L’auteur souligne sa présence parmi les grand.e.s de Liberté, qui sont aussi les grand.e.s de la littérature québécoise. En prenant en considération la formation classique de Ricard ainsi que son rôle de témoin auprès du panthéon des lettres québécoises, de ceux et celles qui ont « fait » la littérature québécoise, on devine son goût pour la valeur canonique de la littérature. Comme le note avec beaucoup d’à-propos Patrick Guay dans son commentaire de lecture sur La littérature malgré tout, c’est « une vision crépusculaire et nostalgique »[1] de la littérature que propose Ricard. Il est nostalgique de la production littéraire québécoise des décennies 1960 et 1970, qui « se voulait aussi moderne que possible, en ce sens qu’elle privilégiait l’expérimentation, la nouveauté, mais aussi la critique et la contestation (sociale, politique, idéologique, morale, esthétique) » (p. 111). Notons au passage que ces propos sont contradictoires, en connaissant la « méfiance instinctive [de l’auteur] à l’égard de la littérature dite engagée ou militante » (p. 44). Il y aurait donc une bonne et une mauvaise littérature engagée, des bons (la Révolution tranquille et ses épiphénomènes) et des mauvais contextes de contestation.

Ricard affirme que les frontières de la littérature québécoise seraient de moins en moins perceptibles :

[l]es anciennes définitions de la « québécitude » (ruralité, neige, grands espaces, canots d’écorce, esprit familial ou pauvreté naïve) étant devenues intenables, on a assisté à partir des années 1980 à une nouvelle tentative pour sauver la spécificité québécoise, en l’apprêtant cette fois à la sauce contemporaine. Il s’agit de lʼ« américanité ».

p. 112

Difficile de ne pas voir dans ce passage une prescription de lecture, voire un règlement de comptes. L’extrait précédent laisse également transparaître l’opinion que nourrit l’essayiste à l’endroit des théories et des méthodologies, qui ne feraient que retarder la rencontre, la confrontation avec l’oeuvre. Nombreuses sont les cibles de l’essayiste : lʼaltérité, quʼil lie à un « multiculturalisme jovialiste et mondialisé », lʼautofiction comme « forme dégradée du Bildungsroman » et le roman jeunesse comme sous-groupe de la littérature « niaiseuse » (p. 118). Lʼauteur fait fi de la recherche actuelle en littérature québécoise qui propose des pistes sur lʼimaginaire du Nord ‒ qui nʼest pas chose du passé ‒ et un nouveau régionalisme, qui a peu à voir avec le signe surconnoté quʼest le terroir. Aussi, il réduit les études sur lʼaméricanité québécoise à une simple stratégie pour ne pas assumer le nouvel âge de la littérature québécoise, qui serait devenue post. Néanmoins, lʼessayiste propose une piste particulièrement intéressante et originale pour appréhender les tendances de la littérature québécoise contemporaine : lʼétude des très nombreux manuscrits refusés par les éditeurs.trice.s pour débusquer « les codes et les attentes littéraires » (p. 115).
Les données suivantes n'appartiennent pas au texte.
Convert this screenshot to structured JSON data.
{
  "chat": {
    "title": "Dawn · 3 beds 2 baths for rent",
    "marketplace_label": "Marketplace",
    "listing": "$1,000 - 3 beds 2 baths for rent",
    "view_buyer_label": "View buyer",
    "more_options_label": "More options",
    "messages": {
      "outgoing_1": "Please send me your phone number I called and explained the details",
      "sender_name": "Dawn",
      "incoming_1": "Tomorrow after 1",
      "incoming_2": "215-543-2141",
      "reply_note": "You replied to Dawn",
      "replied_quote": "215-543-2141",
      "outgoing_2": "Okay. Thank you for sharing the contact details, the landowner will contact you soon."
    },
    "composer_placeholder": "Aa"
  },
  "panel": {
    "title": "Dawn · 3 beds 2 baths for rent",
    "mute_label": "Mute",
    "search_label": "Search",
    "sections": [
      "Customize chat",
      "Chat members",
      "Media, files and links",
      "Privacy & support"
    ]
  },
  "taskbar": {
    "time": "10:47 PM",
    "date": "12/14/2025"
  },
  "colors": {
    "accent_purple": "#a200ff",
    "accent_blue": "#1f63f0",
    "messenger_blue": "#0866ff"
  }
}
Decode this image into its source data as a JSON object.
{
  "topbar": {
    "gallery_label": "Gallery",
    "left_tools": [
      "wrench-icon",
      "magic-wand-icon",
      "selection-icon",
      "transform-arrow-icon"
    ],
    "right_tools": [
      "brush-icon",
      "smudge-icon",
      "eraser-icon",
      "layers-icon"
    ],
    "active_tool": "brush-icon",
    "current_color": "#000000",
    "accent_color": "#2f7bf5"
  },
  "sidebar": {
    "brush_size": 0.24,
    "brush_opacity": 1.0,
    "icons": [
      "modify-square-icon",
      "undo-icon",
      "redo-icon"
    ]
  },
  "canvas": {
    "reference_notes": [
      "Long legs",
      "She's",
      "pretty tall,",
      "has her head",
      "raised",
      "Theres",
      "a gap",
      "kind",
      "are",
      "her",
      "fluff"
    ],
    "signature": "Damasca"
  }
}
Pour Ricard, la littérature légitime ‒ cʼest bien ce dont il est question ‒ se doit dʼêtre universelle et dʼavoir pour fin la beauté. Les concepts dʼUniversel et de Beauté sont présentés comme des donnés, et non pas comme des constructions chargées idéologiquement. La littérature serait lʼexercice de la pensée la plus exigeante et la plus universelle et la trajectoire de toute oeuvre serait de sʼextirper de son carcan national (ou autre) pour atteindre l’universel. Sans que l’auteur n’explicite ce qu’il entend par universel, on comprend que celui-ci est blanc et surtout mâle, comme en fait foi l’utilisation récurrente du mot « homme » pour parler de l’être humain. Cet emploi est non seulement fautif, le terme « homme » n’étant ni générique, ni neutre, mais il s’inscrit également à contre-courant de la tendance actuelle d’une écriture de plus en plus inclusive. Ce choix informe sur la vision de la littérature de Ricard, qui nʼest pas inclusive. La section intitulée « Lectures au grand air » en est particulièrement évocatrice. Cette partie de l’ouvrage est consacrée à des auteur.e.s dont l’oeuvre n’est pas suffisamment lue ou fait l’objet de lectures erronées. Cette entreprise de réhabilitation est réalisée à partir du cas de huit auteurs blancs et de deux autrices blanches. Bien qu’un tri était inévitable, le continent européen est surreprésenté et Gabrielle Roy figure comme seule représentante des Amériques. Où sont les écrivain.e.s des Caraïbes, des pays africains et sud-américains, les auteur.e.s autochtones qui ont été négligé.e.s par la critique? Cette sélection non-inclusive est très certainement voulue, le genre, la race et lʼautochtonie ne relevant pas de lʼUniversel. Selon Ricard, qui prend pour exemple la « canadianité » et la « féminité » de lʼoeuvre de Gabrielle Roy, ces particularismes seraient sclérosants sur le plan littéraire. En somme, cʼest dans un art de vivre blanc et mâle permis par la littérature que lʼhumanité est censée se reconnaître, qu’elle serait alors prise d’admiration et plongée dans une méditation. Une oeuvre féministe ou encore un texte mettant en scène la race ne peuvent-ils pas ébranler et ne donnent-ils pas accès à une forme de connaissance?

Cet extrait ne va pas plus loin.